“There is nothing for it but to submit to him. Can I put it more plainly. Either I fly with you, or I go into the wild beast’s cage.” Leon felt an internal shock; his soul seemed to leap up within him, to bound from its central seat.

“Plainer still?” she went on, going close up to him and leaning over him so that he might mark the angry glare of her small eyes. “Gustavo can give you the fullest details. Gustavo came to Papa this morning to explain to him my husband’s claims. Federico is his client; the creature has entrusted the defense of his rights to that man.”

“Now I understand why he threatened me with some mysterious punishment.—And were you present at his interview with your father?”

“Yes.—My father had just been telling me that it was this resurrection of the enemy that had been troubling him so much—he had heard that Federico had returned.

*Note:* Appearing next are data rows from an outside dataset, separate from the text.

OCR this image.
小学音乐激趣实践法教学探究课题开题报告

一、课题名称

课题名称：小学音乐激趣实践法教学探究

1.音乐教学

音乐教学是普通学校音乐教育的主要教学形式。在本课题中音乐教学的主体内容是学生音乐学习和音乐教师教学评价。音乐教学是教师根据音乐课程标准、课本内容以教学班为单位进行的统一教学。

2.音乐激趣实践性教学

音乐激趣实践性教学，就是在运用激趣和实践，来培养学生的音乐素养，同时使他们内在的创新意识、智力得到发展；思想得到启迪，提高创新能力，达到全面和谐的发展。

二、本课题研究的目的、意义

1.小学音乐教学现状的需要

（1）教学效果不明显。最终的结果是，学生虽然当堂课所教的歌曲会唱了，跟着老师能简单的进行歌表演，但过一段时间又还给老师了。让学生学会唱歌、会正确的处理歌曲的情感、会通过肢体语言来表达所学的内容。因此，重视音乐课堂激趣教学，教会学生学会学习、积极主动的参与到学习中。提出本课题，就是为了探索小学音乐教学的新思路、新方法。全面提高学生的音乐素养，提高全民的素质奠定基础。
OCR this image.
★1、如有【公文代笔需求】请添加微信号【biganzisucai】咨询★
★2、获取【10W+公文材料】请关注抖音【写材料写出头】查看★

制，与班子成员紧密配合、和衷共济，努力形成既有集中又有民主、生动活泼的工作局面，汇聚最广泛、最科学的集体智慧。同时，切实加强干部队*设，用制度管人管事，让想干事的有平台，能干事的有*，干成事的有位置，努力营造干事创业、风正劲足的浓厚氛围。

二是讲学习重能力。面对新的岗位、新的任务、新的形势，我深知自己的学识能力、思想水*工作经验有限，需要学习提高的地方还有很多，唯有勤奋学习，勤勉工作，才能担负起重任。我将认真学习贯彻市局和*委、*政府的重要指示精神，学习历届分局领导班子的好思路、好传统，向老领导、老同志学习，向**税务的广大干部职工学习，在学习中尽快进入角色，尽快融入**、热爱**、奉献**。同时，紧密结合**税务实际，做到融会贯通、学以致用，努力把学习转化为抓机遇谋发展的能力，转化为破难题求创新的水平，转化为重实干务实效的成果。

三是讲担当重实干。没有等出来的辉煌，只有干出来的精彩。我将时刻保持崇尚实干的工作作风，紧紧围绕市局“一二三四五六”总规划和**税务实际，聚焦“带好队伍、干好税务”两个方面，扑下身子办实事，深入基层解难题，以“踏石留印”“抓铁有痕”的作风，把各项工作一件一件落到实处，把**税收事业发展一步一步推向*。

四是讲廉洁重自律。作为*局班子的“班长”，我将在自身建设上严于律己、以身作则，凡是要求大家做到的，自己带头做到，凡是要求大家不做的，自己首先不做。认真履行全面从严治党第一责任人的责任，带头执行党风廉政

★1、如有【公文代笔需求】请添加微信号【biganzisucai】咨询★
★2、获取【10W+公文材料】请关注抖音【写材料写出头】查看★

Pilar told him last night that he was here.—The shock had quite taken away my breath, when in came the pompous lawyer. He came, he said, as the friend of both parties, and most anxious to compromise matters rather than bring them into court. The hypocrite! His roundabout speeches gave us the sensation of the jarring of a machine that wants oiling, which tortures one’s nerves and makes one’s head ache.... My father and he went on for ever so long, beating about the bush with high-flown phrases that made me furious. I should have turned the lawyer out of the house. But you can imagine his ponderous emphasis and the complacent twaddle with which he tormented me—and after talking for an age, he explained that he had already drawn up a statement of the case.”

Pepa paused to take breath and recruit her moral energies, of which she seemed to have an inexhaustible supply.

“My father,” she went on, “put forward a great many arguments and considerations. I said that the man who was brave enough to take my child from me, might come and drag her out of my arms. I believe that in my indignation I said very rude things to Gustavo. He apologized for his interference, alleging that he was merely an agent. All he wished was that we should come to an agreement, that the best course would be a friendly compromise, so as not to give rise to a scandal. I tried to defend myself against the horrible insinuations as to my own character, but an uneasy conscience checked me; I blundered and hesitated, and in trying to prove myself innocent I believe I did the very reverse.”

“And what more did the raving moralist say?”

“He went on for about half an hour quoting laws,” said Pepa, again trying to infuse a drop of humour in her bitter cup. “He began with Deuteronomy, went on to the Germans and Tacitus, and then referred to various modern authorities; finally, thinking he had not bored us enough, he quoted sections, chapters, schedules—what not? I really was amused as I listened to him....”

“You were amused?”

“Yes,—I thought what fun it would be to put him in the middle of our big pond and let him declaim to the frogs and fishes.—He was extremely tedious, telling me in the most elaborate and polite terms that the law was entirely on his client’s side, and that nothing could be easier than to prove me guilty. He has plenty of witnesses.”